Friday, June 6, 2014

PCS season

When you live a military life, saying goodbye to friends is inevitable - but that doesn’t mean it’s easy. If anything, the constant cycle of people moving in and out of each other’s lives makes some people hesitant to get attached to friends at all. When we first arrived on Okinawa, I remember coming to understand that while being a part of a transient community meant that people were welcoming and helpful to newcomers, it also meant that those same people were not necessarily looking to develop new friendships. Sometimes it’s easier if there are fewer people to miss when you (or they) leave.

That being said, very few people go three years without making any friends. And so at some point, you have to say goodbye. To accommodate school schedules, many people in the military community rotate over the summer. In the military vernacular it's known as PCS (Permanent Change of Station) season. In the past week alone, I’ve said goodbye to two people I was friendly with and one with whom I was very close. Another close friend is leaving in a week and a half. I was a rare and lucky PK who never had to move growing up, and I didn’t really have any friends that moved away either. So this is new ground for me.
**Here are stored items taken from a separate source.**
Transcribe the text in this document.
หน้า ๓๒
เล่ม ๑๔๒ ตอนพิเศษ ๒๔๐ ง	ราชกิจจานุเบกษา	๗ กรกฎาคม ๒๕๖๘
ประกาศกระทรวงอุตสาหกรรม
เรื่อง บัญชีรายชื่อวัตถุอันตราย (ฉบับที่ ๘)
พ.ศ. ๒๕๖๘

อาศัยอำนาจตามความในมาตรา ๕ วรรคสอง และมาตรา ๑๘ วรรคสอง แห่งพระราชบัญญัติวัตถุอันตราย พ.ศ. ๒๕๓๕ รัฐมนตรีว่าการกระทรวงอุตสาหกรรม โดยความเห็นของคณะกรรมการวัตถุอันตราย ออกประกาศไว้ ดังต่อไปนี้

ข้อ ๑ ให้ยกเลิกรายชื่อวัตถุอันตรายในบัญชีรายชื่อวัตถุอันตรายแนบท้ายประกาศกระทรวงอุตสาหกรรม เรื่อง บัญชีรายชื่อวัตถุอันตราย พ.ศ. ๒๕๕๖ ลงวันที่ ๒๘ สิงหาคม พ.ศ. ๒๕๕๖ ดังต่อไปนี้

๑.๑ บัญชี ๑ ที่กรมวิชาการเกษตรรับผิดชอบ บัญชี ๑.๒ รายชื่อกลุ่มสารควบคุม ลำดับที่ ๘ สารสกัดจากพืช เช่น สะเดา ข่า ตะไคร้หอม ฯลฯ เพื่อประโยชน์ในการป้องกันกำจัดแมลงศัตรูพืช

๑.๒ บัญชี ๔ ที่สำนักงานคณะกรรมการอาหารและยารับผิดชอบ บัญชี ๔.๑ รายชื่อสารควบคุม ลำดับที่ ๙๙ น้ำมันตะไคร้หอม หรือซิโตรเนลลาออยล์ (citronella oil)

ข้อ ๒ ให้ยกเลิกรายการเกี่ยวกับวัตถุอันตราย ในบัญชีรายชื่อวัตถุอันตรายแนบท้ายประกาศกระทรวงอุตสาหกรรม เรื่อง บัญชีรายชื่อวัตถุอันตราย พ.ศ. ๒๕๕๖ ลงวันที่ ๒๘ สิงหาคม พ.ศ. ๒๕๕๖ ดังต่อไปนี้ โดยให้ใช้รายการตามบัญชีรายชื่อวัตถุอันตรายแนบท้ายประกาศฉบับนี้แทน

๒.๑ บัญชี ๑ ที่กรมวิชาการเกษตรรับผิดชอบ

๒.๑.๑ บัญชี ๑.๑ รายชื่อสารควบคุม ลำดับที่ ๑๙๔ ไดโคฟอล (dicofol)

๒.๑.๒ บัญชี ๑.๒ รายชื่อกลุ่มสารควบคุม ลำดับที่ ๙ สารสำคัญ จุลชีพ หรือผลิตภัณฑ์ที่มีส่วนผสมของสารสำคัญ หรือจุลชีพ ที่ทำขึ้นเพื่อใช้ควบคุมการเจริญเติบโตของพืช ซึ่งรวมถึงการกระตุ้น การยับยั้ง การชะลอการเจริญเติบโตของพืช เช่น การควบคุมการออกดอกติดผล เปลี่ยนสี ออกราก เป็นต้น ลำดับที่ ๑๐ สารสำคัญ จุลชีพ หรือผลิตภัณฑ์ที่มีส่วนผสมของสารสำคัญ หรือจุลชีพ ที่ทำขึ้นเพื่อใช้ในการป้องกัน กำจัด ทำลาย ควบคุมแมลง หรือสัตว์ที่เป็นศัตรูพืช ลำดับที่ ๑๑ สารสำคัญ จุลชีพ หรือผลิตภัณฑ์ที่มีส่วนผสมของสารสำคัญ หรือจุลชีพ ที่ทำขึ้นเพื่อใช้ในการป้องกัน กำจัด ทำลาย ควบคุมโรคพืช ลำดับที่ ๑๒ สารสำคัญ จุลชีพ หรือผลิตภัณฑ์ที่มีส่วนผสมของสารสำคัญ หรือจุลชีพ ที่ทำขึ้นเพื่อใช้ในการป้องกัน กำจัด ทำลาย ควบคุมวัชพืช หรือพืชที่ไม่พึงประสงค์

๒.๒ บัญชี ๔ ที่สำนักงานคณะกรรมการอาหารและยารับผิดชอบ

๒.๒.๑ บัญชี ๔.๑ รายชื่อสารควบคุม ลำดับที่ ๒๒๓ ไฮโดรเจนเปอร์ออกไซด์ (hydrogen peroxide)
With notable exceptions, most people try not to be maudlin about these unavoidable and constant shifts. Having to move every 3 years is just one more thing about being in the military that is beyond your control, and so you accept the fact that your friends will leave and move on. Of course that doesn’t mean you aren’t sad, or that you’re not upset they’re leaving, but people (myself included) try to leave things with an air of “I hope we meet again” as opposed to “I’m going to cry myself to sleep every night because you’re leaving.” But while I admire (and try to embody) that attitude, I also try not to get bogged down in only thinking about people that way. I don’t want to turn into someone who decides it’s easier not to invest in friendships just because we won’t live down the street from one another for the rest of our lives. I tend to think that there’s a middle ground somewhere. In the meantime, I choose to love my friends while they’re here, to keep loving them after they’re gone, and to be thankful for them even if they’re not in my life every day. I’ll also try to make an effort to make some new friends – although it took me a while to put together the small collection of friends I have currently. We’ll see how that goes.